Of course, other policies have impact on the future of rural schools. On the one hand there are the additional cost to the taxpayer locally of providing ‘free’ transport to another more distant school if more than three miles away or reached by an ‘unsafe’ route. On the other hand, the formula for funding schools may make some rural schools financially unviable unless they are part of a larger grouping where excess costs may be subsidized.

However, the funding formula does have some ‘fudge’ factors. In the previous blog the case of Holy Island First School was cited. The latest DfE data shows the cost per pupil as £91,000 compared with £4,292 for St Philip and St James Primary School in North Oxford. Find a school (skillsfunding.service.gov.uk)

Keeping school in their communities comes at a cost, especially in rural areas, but surely that is a cost worth bearing for the sake of these communities.

Sorry to read this

https://www.tes.com/news/statement-future-fe-coverage-tes So the tes – once The Times Educational Supplement – is now focusing on schools and ending its coverage of the Further Education sector. I imagine that there will be staff in the sector that will still follow the tes because their work is similar to that of their colleagues in schools. But, they will no longer have a dedicated focus on their varied and interesting sector.

I wonder where this leaves the main publication. Looking at the accounts submitted for the year to last August by the American owners – available for all to see on the companies’ house website – recruitment advertising still plays a very large part in the tes’s revenue stream.

At this time of year, schools are reviewing their subscriptions to the tes. Most of the tes income on recruitment comes from subscriptions these days, rather than placed advertisements for specific posts. As TeachVac steadily increases its teacher base, and thus both ‘hits’ and matches. More than 6.7 million of the former in the past twelve months and more than a million matches made so far in 2021, schools might want to evaluate TeachVac more closely. After all, cash is tight for many, if not most, schools and funding won’t become any more generous with a funding formula linked so closely to pupil numbers.

In the past falling pupil numbers had less effect of school incomes. Now there is a direct relationship between funding and pupil numbers it can make sense to take our unnecessary costs. Comparing TeachVac with the hopeless DfE vacancy site is a no-brainer, especially when TeachVac has more than four times the number of teaching posts this week than are listed on the DfE site. To allow users to compare the site, TeachVac www.teachvac.co.uk now has a live jobs counter on its front page.

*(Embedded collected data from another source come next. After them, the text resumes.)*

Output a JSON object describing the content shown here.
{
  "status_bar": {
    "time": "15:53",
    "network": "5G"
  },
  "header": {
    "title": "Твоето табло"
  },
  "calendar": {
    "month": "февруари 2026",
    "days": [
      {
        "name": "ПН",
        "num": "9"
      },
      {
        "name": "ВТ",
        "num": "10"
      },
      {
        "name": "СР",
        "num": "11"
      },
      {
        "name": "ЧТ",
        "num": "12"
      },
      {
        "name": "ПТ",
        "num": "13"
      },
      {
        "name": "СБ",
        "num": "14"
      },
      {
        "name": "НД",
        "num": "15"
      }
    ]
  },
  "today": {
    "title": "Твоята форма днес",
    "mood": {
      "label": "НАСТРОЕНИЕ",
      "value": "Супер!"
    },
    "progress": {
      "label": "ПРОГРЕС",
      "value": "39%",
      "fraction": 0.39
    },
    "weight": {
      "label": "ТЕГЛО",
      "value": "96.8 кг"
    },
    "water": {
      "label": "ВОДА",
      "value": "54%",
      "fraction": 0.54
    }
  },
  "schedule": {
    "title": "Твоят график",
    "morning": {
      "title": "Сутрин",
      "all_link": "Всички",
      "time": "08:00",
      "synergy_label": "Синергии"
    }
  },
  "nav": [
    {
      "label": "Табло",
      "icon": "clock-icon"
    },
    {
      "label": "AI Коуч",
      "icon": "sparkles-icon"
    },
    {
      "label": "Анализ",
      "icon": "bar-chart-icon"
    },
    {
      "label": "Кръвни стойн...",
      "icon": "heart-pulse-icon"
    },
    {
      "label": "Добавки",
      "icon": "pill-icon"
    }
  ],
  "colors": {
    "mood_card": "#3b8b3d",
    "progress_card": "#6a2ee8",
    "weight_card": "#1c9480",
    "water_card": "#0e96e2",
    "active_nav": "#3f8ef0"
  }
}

As tes owners finalise their accounts for the 2020-21 financial year that ends at the end of August their first priority must be to ensure sufficient income to pay their bondholders. That’s why recruitment subscriptions for schools in England are so important. We won’t see these accounts until perhaps May of 2022, but those running the company already know what is happening to their income stream.

The ending of a FE offering by tes must tell watchers something. A concentration of effort on the core school sector or a need to further prune peripheral activities that don’t pay their way.

With fewer pupils in schools in England, demand for teachers is likely to fall unless more teachers can either be enticed to work abroad in the international schools or quit teaching for other professions. Either way, jobs in key subjects are down so far in 2021 in the lucrative secondary school market, but up in the primary sector where tes traditionally had more competition, not least from local authority job boards.

The next twelve months are going to be an interesting time in the teacher recruitment market. As its Chair, I look forward to the par that TeachVac will play in shaping future trends.